When we pulled up we were next to the Corn Fed Spartans, my teammates and support. Jonathan Nolan and TJ Nomeland looked ready to go, uncertainty about when to start showed in their eyes. We waited until almost 8:30PM to register, knowing from the email that it was from 6:00AM until 9:00AM. It’s one of those things many of the veterans now know that the first timers usually don’t, the sooner you show up the sooner you go to work and it doesn’t stop until the Race Directors say you finished or you pull yourself from the course. The more you do the sooner and more likely you are to overwork yourself and DNF. It’s just the facts. That’s Death Race. There is a balance to find in playing the game. After all this year we were Gambling. Up until the race I was uncertain how gambling would play into the race, but it was all starting to make sense. Everything you do in the race, the choices you make, the food you eat, the shoes you wear, it’s all a gamble. Completing a challenge, knowing you completed it, that’s a gamble. We were gambling with when to register and when we would choose to begin the race.

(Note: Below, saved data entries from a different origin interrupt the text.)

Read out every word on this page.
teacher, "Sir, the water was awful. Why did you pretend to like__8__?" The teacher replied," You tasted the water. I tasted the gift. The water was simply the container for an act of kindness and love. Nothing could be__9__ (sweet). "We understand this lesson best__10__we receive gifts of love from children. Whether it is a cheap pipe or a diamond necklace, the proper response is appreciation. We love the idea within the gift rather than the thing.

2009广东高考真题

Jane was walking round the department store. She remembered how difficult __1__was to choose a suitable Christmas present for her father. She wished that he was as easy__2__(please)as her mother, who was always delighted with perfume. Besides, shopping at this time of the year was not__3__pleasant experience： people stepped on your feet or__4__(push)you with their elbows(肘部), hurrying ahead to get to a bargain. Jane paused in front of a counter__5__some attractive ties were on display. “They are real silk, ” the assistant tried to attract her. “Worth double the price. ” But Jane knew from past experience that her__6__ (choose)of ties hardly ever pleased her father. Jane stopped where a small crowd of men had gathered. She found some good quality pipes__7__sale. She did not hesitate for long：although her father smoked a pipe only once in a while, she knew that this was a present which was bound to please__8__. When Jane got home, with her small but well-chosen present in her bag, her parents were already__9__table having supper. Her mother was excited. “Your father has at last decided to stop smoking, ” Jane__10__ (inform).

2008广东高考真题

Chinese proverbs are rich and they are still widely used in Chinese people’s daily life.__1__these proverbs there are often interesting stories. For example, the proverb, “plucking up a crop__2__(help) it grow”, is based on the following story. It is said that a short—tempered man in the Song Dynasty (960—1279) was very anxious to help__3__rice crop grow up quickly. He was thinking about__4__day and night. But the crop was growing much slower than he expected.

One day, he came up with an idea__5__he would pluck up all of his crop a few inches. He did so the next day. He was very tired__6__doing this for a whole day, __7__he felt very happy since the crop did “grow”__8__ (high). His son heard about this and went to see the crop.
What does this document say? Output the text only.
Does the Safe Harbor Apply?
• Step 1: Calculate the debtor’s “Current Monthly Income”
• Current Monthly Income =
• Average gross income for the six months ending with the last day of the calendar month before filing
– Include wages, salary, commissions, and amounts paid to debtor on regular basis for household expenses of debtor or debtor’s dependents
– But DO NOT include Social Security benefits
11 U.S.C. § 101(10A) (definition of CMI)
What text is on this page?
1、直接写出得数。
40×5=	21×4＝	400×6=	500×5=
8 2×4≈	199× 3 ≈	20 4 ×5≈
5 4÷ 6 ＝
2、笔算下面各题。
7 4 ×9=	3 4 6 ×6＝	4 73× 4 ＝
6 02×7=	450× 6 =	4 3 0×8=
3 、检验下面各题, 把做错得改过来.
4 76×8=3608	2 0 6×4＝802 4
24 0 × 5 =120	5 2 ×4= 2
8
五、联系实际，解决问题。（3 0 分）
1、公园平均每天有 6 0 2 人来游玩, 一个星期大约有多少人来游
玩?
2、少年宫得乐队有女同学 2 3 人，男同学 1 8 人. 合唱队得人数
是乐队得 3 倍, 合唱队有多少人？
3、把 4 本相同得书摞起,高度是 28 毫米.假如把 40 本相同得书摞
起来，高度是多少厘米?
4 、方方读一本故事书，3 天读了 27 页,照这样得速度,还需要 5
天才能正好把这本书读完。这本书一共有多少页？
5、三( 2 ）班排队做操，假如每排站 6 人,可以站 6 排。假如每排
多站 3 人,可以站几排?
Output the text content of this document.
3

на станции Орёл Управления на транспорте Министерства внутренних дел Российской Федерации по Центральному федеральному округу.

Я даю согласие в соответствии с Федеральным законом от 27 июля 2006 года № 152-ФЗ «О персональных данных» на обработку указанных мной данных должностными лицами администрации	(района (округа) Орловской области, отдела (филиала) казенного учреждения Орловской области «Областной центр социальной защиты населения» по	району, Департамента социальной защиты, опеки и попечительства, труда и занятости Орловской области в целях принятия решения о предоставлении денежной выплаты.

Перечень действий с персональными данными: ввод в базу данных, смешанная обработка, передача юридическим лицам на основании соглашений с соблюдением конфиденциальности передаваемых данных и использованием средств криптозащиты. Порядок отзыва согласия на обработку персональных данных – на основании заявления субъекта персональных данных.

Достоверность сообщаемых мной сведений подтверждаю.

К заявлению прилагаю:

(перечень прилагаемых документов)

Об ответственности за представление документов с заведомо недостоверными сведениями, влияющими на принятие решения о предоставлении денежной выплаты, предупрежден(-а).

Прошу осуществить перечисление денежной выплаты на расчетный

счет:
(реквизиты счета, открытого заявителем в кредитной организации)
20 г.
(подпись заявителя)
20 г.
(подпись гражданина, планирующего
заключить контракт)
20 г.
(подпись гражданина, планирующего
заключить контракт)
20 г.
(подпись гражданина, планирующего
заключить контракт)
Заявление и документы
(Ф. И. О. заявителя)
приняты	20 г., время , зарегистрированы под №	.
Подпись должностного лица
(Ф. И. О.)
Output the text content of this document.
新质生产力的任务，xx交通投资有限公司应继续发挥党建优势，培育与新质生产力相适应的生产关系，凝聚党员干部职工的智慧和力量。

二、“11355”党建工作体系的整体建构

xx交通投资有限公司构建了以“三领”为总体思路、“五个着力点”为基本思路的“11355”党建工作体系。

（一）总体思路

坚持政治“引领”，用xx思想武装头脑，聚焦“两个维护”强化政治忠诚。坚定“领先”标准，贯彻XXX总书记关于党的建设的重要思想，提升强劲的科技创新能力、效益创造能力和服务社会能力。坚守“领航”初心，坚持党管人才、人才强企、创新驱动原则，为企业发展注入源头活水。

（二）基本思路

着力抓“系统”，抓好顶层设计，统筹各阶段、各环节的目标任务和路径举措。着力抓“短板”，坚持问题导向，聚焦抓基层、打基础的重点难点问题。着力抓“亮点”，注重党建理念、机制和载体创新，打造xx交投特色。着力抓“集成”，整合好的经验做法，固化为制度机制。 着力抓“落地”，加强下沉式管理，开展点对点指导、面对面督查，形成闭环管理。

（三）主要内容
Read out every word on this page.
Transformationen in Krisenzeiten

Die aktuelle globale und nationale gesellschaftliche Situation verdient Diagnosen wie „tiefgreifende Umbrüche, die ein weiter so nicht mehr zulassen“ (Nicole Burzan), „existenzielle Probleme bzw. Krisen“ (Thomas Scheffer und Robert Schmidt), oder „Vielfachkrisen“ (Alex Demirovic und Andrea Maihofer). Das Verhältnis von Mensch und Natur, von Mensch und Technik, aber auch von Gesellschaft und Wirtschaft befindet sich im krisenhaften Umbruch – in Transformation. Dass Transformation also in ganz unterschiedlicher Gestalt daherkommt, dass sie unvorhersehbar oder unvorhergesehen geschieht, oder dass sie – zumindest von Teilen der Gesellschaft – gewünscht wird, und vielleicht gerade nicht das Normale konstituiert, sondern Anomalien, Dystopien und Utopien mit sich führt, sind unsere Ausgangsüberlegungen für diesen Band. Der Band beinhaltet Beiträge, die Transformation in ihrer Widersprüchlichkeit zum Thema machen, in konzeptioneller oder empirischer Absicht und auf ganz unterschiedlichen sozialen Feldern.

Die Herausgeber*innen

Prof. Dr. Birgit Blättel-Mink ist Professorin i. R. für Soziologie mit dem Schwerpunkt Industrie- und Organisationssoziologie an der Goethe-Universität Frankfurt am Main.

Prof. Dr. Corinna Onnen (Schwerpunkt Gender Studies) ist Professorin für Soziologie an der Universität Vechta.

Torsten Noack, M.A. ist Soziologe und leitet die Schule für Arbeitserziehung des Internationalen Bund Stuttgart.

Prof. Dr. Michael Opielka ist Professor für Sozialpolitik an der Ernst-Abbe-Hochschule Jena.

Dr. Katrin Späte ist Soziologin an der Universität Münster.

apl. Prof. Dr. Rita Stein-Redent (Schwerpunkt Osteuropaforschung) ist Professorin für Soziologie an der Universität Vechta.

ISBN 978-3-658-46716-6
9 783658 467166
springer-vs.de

We started at 9:00AM and the first place we were sent to was Andy’s new home. On the way we had a checkpoint that involved taking out our hand snips and trimming some foliage. Typical Death Race landscaping right off the bat. Hilarious if you ask me. When I tried to get my snips out I must have turned or something while I pulled them out and dropped them. For about 5 minutes I was tweaking out trying to find them and suddenly everyone was being sent onward to Andy’s just as I clipped my first branch. Time to pack my stuff up and move back on. Being aware of everything happening within my bubble was all that mattered. Within a few more minutes we’d really be kicking off this dangerous, twisted, challenging race. Was I ready? Absolutely. No thoughts, no worries, just doing whatever task they ask, and moving on to the next challenge one after the other. Like a robot. The Year of the Gambler had finally begun.